MONTRÉAL — Le gouvernement fédéral devrait accorder aux trains de Via Rail un droit de passage officiel sur les voies ferrées en priorité par rapport aux trains de marchandises, estime le chef de la direction de Via Rail, Mario Péloquin. 

Dans une entrevue, le chef de la direction de la société d’État a fait valoir que la mesure réduirait les perturbations de voyage causées par les deux principaux chemins de fer de marchandises du Canada – dont les voies sont empruntées par les trains de Via Rail – et améliorerait considérablement les performances des trains de voyageurs, périodiquement en retard. 

Cela alignerait également le Canada sur la réglementation des États-Unis, où les voitures de passagers d’Amtrak ont la priorité.

Idéalement, cette mesure irait de pair avec une charte des droits des passagers comparable à celle actuellement en vigueur pour les voyageurs aériens, afin de garantir que les clients reçoivent une indemnité pour les longs retards, a poursuivi M. Péloquin. 

«Maintenant, nous n’avons ni classe ni priorité. Il a été question de mettre en place des règles donnant la priorité aux trains de passagers. J’adorerais cela, avec une déclaration des droits des passagers similaire à celle que nous voyons dans l’industrie aérienne, aussi imparfaite puisse-t-elle être», a estimé M. Péloquin, qui a accédé à la tête de Via Rail en juin. 

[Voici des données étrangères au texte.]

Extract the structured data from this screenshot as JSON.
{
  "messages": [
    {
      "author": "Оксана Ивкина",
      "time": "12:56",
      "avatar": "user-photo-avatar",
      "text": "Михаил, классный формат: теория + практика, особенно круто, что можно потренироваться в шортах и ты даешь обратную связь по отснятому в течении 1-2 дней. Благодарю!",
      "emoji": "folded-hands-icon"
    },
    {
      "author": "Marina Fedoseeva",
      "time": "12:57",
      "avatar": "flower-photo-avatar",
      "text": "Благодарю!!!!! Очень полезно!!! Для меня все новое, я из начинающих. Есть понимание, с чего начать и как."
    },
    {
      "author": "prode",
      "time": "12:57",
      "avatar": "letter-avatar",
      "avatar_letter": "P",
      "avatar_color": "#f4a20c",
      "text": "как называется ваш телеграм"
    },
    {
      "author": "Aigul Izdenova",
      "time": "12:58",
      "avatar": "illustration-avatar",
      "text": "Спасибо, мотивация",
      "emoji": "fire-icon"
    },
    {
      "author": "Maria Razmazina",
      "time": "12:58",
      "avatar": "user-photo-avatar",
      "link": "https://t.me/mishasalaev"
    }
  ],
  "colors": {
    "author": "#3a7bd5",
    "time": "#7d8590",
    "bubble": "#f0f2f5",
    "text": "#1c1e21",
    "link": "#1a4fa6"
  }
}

«Tout ce que nous pouvons nous engager à faire à l’heure actuelle, sans ces règles, c’est d’amener les gens là où ils veulent aller, éventuellement.» 

Si l’interruption d’un voyage de Via Rail était attribuable soit à la Compagnie des chemins de fer nationaux du Canada, soit à Canadien Pacifique Kansas City, ce seraient elles qui paieraient, ce qui encouragerait davantage le bon fonctionnement le long de la ligne, a-t-il estimé. 

La Charte des droits des passagers aériens, déployée en 2019, prévoit des sanctions pour les compagnies aériennes qui enfreignent les règles, notamment une indemnisation pour la perte de bagages et les retards ou annulations de voyage – pour des maximums de 2300 $ et 1000 $, respectivement. 

La réglementation fait actuellement l’objet d’une refonte visant à donner suite aux critiques concernant certaines échappatoires qui permettent aux compagnies aériennes d’éviter toute indemnisation et à la montée en flèche des plaintes des clients auprès du régulateur. 

Au cours du trimestre terminé le 30 juin, Via Rail n’a vu que 62 % de ses trains arriver à l’heure, ce qui représente malgré tout une amélioration, puisque cette proportion avait été de 53 % un an plus tôt. 

L’ancien ministre des Transports, Omar Alghabra, a indiqué aux médias cet été qu’il étudiait des mesures visant à améliorer l’expérience des voyageurs dans le contexte des performances fragiles de Via Rail, notamment par l’entremise d’une déclaration des droits. 

Mais tous les acteurs du secteur ferroviaire ne sont pas d’accord. 

Le président de l’Association canadienne de gestion du fret, John Corey, a estimé que donner à Via Rail la priorité sur le CN et le CPKC exercerait une pression sur une chaîne d’approvisionnement déjà tendue, tout comme le ferait une charte des droits. 

«Donner la priorité au service ferroviaire de passagers plutôt qu’au service ferroviaire de marchandises serait le monde à l’envers. Les chemins de fer de marchandises, leurs clients et les Canadiens en général subventionneraient les quelques personnes qui utilisent le système ferroviaire de passagers», a fait valoir M. Corey. 

«Actuellement, le service ferroviaire de marchandises au Canada n’est pas optimal du point de vue des expéditeurs (…) Toute initiative qui rendrait le service ferroviaire de marchandises moins efficace ne serait pas soutenue par (l’Association canadienne de gestion du fret).» 

M. Corey a ajouté qu’il pouvait sympathiser avec les voyageurs: «J’ai déjà pris Via Rail et je me suis retrouvé à attendre sur une voie d’évitement en attendant le passage d’un train de marchandises.»